University of South Wales research tracked professional rugby teams over a season, testing pre-season, mid-season, and post-season players. It is published in the September issue of the Journal of Experimental Physiology. 

They say more research is needed on the long-term effects.

Their study, viewed exclusively by the BBC, found that a team of professional rugby players found decreased blood flow to the brain and cognitive function - the ability to think, remember, formulate ideas, and mental gymnastics - in just one season.

The document also shows that they cause the shaking, repeated contact, or shock caused by rugby and the observed reduction in players. Former Lions and Wales player Shane Williams himself suffered a head injury while playing and says a player's risk of injury increases when he is tired.

He joins calls for limiting substitutions because new players coming onto the field can do more damage.

In this new study, 200 former players - Welsh and English, male and female, professional and amateur - and Ryland have filed lawsuits against the game's governing bodies World Rugby, Welsh Rugby Union, and Rugby Football Union.

Some of these former players have been diagnosed with early dementia, and authorities say they failed to protect them from the risk of concussions and blows to the head.

Welcoming the new study, World Rugby added, "World Rugby has recently committed to double our investment in player wellbeing, as well as surprising new research and initiatives." Former Welsh winger Williams endured some of the powerful strokes and headers that impacted his career, nothing more than a smack but a legal move by South Africa's Bakkies Botha in 2004.

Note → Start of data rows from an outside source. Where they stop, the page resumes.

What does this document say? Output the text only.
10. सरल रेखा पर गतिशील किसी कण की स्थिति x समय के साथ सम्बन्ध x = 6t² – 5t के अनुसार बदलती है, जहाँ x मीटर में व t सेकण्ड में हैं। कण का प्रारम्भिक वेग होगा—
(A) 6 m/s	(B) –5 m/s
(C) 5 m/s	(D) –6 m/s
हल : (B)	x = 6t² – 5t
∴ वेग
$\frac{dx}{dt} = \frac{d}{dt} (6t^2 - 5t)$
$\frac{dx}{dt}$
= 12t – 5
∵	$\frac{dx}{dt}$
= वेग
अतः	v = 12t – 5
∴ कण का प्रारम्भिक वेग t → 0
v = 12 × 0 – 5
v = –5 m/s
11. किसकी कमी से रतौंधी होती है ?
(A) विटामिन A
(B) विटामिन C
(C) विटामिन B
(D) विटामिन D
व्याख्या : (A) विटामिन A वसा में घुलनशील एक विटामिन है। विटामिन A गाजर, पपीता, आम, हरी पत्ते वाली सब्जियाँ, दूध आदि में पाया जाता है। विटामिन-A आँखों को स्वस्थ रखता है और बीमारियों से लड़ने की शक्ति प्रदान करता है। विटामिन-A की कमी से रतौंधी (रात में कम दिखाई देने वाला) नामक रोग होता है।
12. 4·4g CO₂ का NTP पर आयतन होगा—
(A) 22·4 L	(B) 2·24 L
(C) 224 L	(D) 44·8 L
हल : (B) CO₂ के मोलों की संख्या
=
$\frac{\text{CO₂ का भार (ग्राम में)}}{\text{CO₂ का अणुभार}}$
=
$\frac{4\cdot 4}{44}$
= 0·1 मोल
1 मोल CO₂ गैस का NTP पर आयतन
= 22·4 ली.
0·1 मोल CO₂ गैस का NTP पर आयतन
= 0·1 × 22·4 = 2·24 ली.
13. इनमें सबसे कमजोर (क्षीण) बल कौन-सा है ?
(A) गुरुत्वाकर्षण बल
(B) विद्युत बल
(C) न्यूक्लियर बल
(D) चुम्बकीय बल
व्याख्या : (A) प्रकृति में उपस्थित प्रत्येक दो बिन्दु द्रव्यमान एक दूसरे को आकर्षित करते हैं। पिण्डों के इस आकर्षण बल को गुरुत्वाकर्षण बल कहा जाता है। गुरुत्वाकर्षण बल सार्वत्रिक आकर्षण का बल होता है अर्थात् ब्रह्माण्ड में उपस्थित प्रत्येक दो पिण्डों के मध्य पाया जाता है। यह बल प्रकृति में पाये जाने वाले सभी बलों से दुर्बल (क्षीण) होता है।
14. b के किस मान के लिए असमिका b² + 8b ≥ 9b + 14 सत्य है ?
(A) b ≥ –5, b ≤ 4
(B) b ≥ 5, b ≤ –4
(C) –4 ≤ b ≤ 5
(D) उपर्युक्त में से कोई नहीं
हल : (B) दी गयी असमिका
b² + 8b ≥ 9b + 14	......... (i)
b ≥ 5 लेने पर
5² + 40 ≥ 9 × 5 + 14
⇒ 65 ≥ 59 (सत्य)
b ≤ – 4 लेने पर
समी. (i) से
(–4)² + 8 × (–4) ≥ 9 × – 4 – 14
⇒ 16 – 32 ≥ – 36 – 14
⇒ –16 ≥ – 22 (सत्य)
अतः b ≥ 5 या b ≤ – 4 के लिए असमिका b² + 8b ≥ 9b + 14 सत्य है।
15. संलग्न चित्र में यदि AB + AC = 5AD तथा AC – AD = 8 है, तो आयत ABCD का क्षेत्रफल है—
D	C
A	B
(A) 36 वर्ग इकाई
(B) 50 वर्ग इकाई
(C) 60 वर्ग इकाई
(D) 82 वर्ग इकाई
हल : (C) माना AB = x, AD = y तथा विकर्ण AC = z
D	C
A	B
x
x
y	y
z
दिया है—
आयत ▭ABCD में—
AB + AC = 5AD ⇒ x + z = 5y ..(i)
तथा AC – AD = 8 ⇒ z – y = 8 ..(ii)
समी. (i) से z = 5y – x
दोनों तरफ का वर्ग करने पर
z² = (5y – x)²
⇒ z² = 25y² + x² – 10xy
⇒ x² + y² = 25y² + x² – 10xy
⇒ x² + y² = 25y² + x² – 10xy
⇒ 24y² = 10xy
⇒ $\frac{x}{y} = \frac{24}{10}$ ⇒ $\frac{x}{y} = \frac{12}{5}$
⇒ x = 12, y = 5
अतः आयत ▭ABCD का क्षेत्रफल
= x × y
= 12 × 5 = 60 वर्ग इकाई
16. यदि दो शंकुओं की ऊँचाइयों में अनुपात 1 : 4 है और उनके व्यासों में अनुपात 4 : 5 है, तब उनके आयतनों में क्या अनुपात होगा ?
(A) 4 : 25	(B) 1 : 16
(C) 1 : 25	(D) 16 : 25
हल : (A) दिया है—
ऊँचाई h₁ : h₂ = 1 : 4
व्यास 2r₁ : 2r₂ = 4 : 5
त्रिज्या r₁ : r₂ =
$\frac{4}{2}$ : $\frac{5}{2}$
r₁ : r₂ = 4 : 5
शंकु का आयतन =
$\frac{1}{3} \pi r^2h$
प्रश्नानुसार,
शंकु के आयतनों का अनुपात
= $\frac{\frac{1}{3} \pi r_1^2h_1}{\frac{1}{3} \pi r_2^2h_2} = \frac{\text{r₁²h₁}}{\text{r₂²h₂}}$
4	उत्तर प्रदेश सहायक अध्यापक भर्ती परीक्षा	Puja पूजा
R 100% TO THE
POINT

"It was the blur that changed after that - looking at the players, then seeing the family members in the stadium, I don't remember - it was almost like being dwarfed for a few hours, and the next thing I was sitting in reception and thinking: 'Oh my God, what happened at the stadium. There?

Seeing the effects he's had over the years, Williams doubted whether his brain was affected by the game.

"I always ask myself, 'Has my memory deteriorated with my age?'

Head injury assessments or HIA logs, which are now common in games and designed to help decipher whether a player has suffered a concussion, were not practical until 2015. Williams believes that if the same incident had happened in 2004 - and if he had known what he knows now - he would have left the field.

"I think a lot of it was education - if I were hit like this today, I would know right away that something was wrong," he said. "People still ask, 'Am I going to change the way I play? Am I not going to play?' "I won't have it because I play a game I like."